The question is asking for the primary decomposition of $Z_{1001}$ as an abelian group under multiplication. So I did the following.
By Euler $\phi$ function, I count the number of integers relatively prime to 1001 and it resulted in 720 which means this group is of order 720. So 720=$2^4\times 3^2\times 5$. Now one can check the elements of this group has an exponent of 60. $3^2=3\times 3$ to get the factor of 3 in 60. But $2^4=4\times 4=4\times 2\times 2$ to get the factor of 4. The factor 5 comes directly from 5. So we get two kind of structure $Z_4\times Z_2\times Z_2\times Z_3\times Z_3\times Z_5\cong Z_2\times Z_6\cong Z_{60}$ or $Z_4\times Z_4\times Z_3\times Z_3\times Z_5\cong Z_{12}\times Z_{60}$. However I do not know how to proceed any more. Did I do anything really wrong here. Any hints without answering question directly will be helpful?
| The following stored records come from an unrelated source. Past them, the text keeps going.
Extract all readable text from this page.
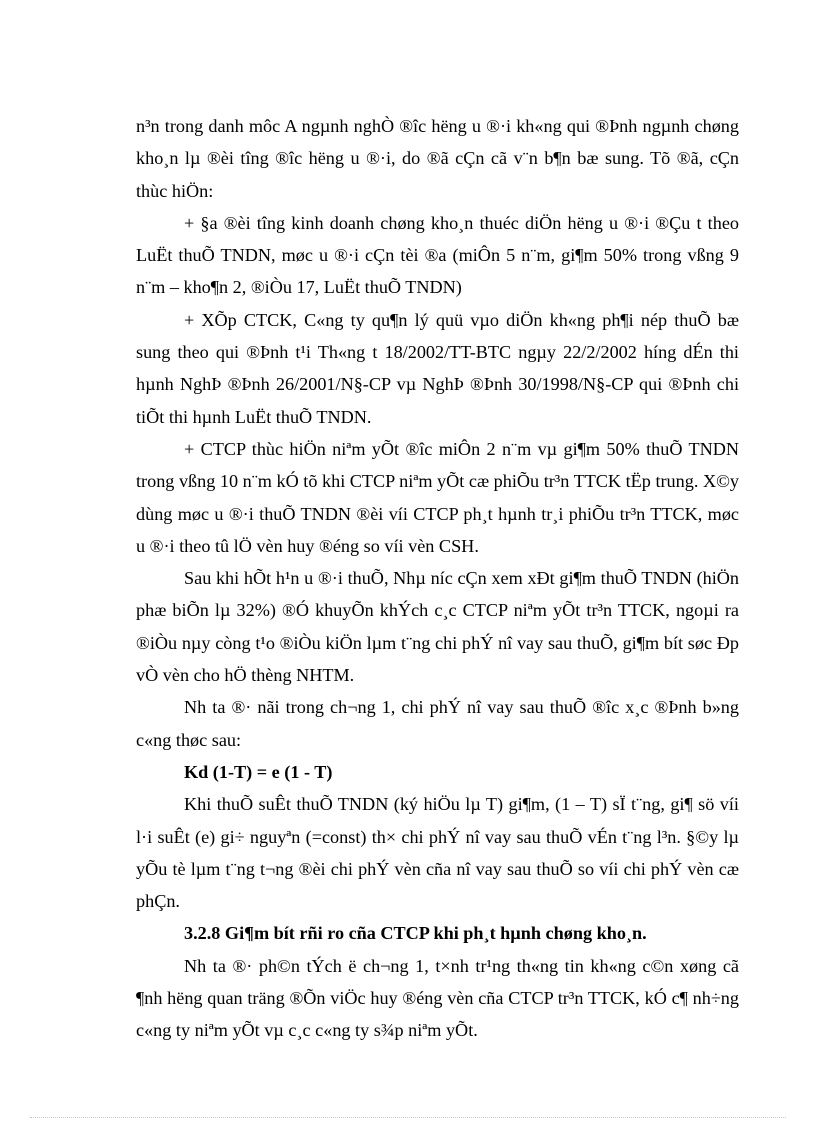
n³n trong danh môc A ngµnh nghÒ ®îc hëng u ®·i kh«ng qui ®Þnh ngµnh chøng kho¸n lµ ®èi tîng ®îc hëng u ®·i, do ®ã cÇn cã v¨n b¶n bæ sung. Tõ ®ã, cÇn thùc hiÖn:

+ §a ®èi tîng kinh doanh chøng kho¸n thuéc diÖn hëng u ®·i ®Çu t theo LuËt thuÕ TNDN, møc u ®·i cÇn tèi ®a (miÔn 5 n¨m, gi¶m 50% trong vßng 9 n¨m – kho¶n 2, ®iÒu 17, LuËt thuÕ TNDN)

+ XÕp CTCK, C«ng ty qu¶n lý quü vµo diÖn kh«ng ph¶i nép thuÕ bæ sung theo qui ®Þnh t¹i Th«ng t 18/2002/TT-BTC ngµy 22/2/2002 híng dÉn thi hµnh NghÞ ®Þnh 26/2001/N§-CP vµ NghÞ ®Þnh 30/1998/N§-CP qui ®Þnh chi tiÕt thi hµnh LuËt thuÕ TNDN.

+ CTCP thùc hiÖn niªm yÕt ®îc miÔn 2 n¨m vµ gi¶m 50% thuÕ TNDN trong vßng 10 n¨m kÓ tõ khi CTCP niªm yÕt cæ phiÕu tr³n TTCK tËp trung. X©y dùng møc u ®·i thuÕ TNDN ®èi víi CTCP ph¸t hµnh tr¸i phiÕu tr³n TTCK, møc u ®·i theo tû lÖ vèn huy ®éng so víi vèn CSH.

Sau khi hÕt h¹n u ®·i thuÕ, Nhµ níc cÇn xem xÐt gi¶m thuÕ TNDN (hiÖn phæ biÕn lµ 32%) ®Ó khuyÕn khÝch c¸c CTCP niªm yÕt tr³n TTCK, ngoµi ra ®iÒu nµy còng t¹o ®iÒu kiÖn lµm t¨ng chi phÝ nî vay sau thuÕ, gi¶m bít søc Ðp vÒ vèn cho hÖ thèng NHTM.

Nh ta ®· nãi trong ch¬ng 1, chi phÝ nî vay sau thuÕ ®îc x¸c ®Þnh b»ng c«ng thøc sau:

Kd (1-T) = e (1 - T)

Khi thuÕ suÊt thuÕ TNDN (ký hiÖu lµ T) gi¶m, (1 – T) sÏ t¨ng, gi¶ sö víi l·i suÊt (e) gi÷ nguyªn (=const) th× chi phÝ nî vay sau thuÕ vÉn t¨ng l³n. §©y lµ yÕu tè lµm t¨ng t¬ng ®èi chi phÝ vèn cña nî vay sau thuÕ so víi chi phÝ vèn cæ phÇn.

3.2.8 Gi¶m bít rñi ro cña CTCP khi ph¸t hµnh chøng kho¸n.

Nh ta ®· ph©n tÝch ë ch¬ng 1, t×nh tr¹ng th«ng tin kh«ng c©n xøng cã ¶nh hëng quan träng ®Õn viÖc huy ®éng vèn cña CTCP tr³n TTCK, kÓ c¶ nh÷ng c«ng ty niªm yÕt vµ c¸c c«ng ty s¾p niªm yÕt.
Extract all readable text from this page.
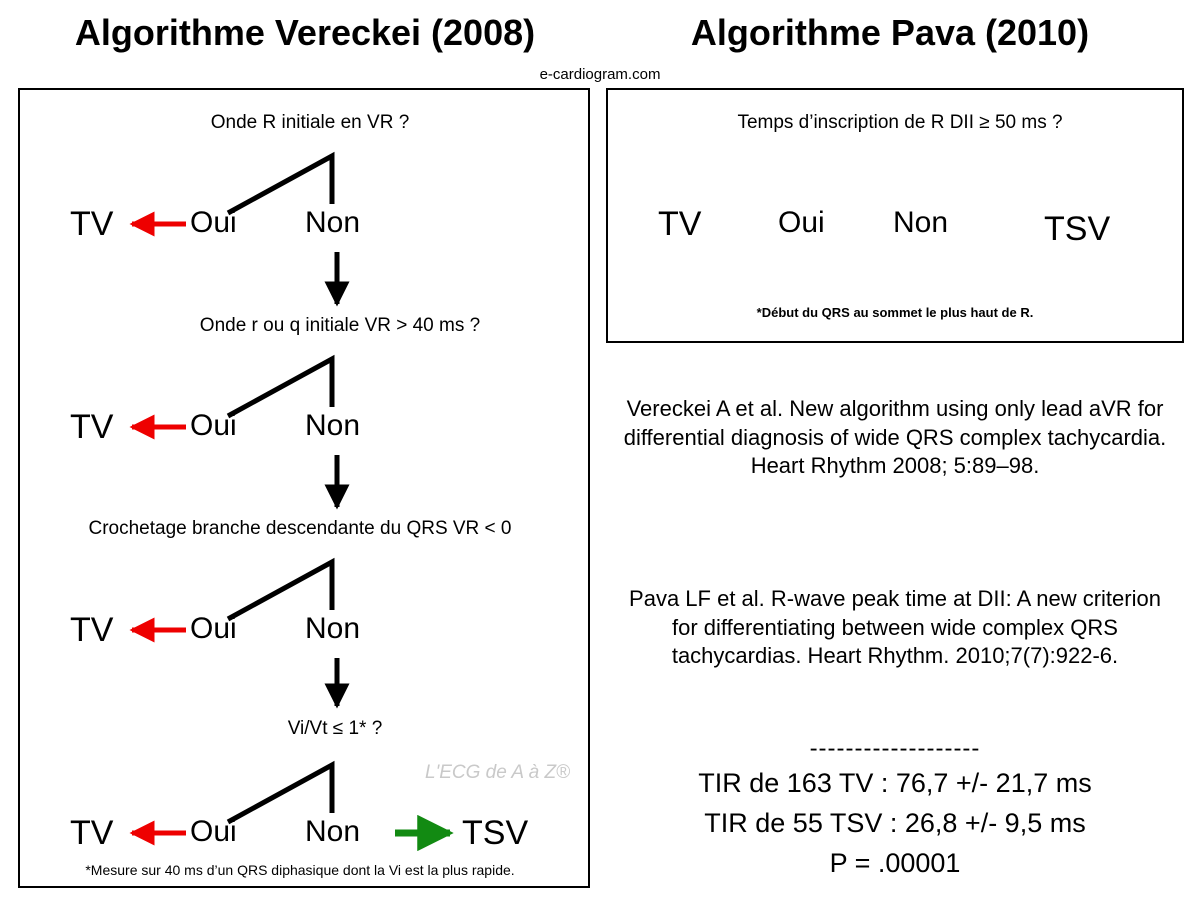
Algorithme Vereckei (2008)	Algorithme Pava (2010)
e-cardiogram.com
Onde R initiale en VR ?
TV	Oui Non
Onde r ou q initiale VR > 40 ms ?
TV	Oui Non
Crochetage branche descendante du QRS VR < 0
TV	Oui Non
Vi/Vt ≤ 1* ?
TV	Oui Non	TSV
L'ECG de A à Z®
*Mesure sur 40 ms d’un QRS diphasique dont la Vi est la plus rapide.
Temps d’inscription de R DII ≥ 50 ms ?
TV	Oui Non	TSV
*Début du QRS au sommet le plus haut de R.
Vereckei A et al. New algorithm using only lead aVR for differential diagnosis of wide QRS complex tachycardia. Heart Rhythm 2008; 5:89–98.
Pava LF et al. R-wave peak time at DII: A new criterion for differentiating between wide complex QRS tachycardias. Heart Rhythm. 2010;7(7):922-6.
-------------------
TIR de 163 TV : 76,7 +/- 21,7 ms
TIR de 55 TSV : 26,8 +/- 9,5 ms
P = .00001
And is there a good way to get exponent(i.e. 60) of this group without plug it into mathematica?
Hint By the Chinese Remainder Theorem $Z_{1001} \sim Z_{7} \times Z_{11} \times Z_{13}$. Therefore $U(Z_{1001})\sim U(Z_{7}) \times U(Z_{11}) \times U(Z_{13})$.
The rest is easy, especially if you know that the multiplicative group of a field is cyclic.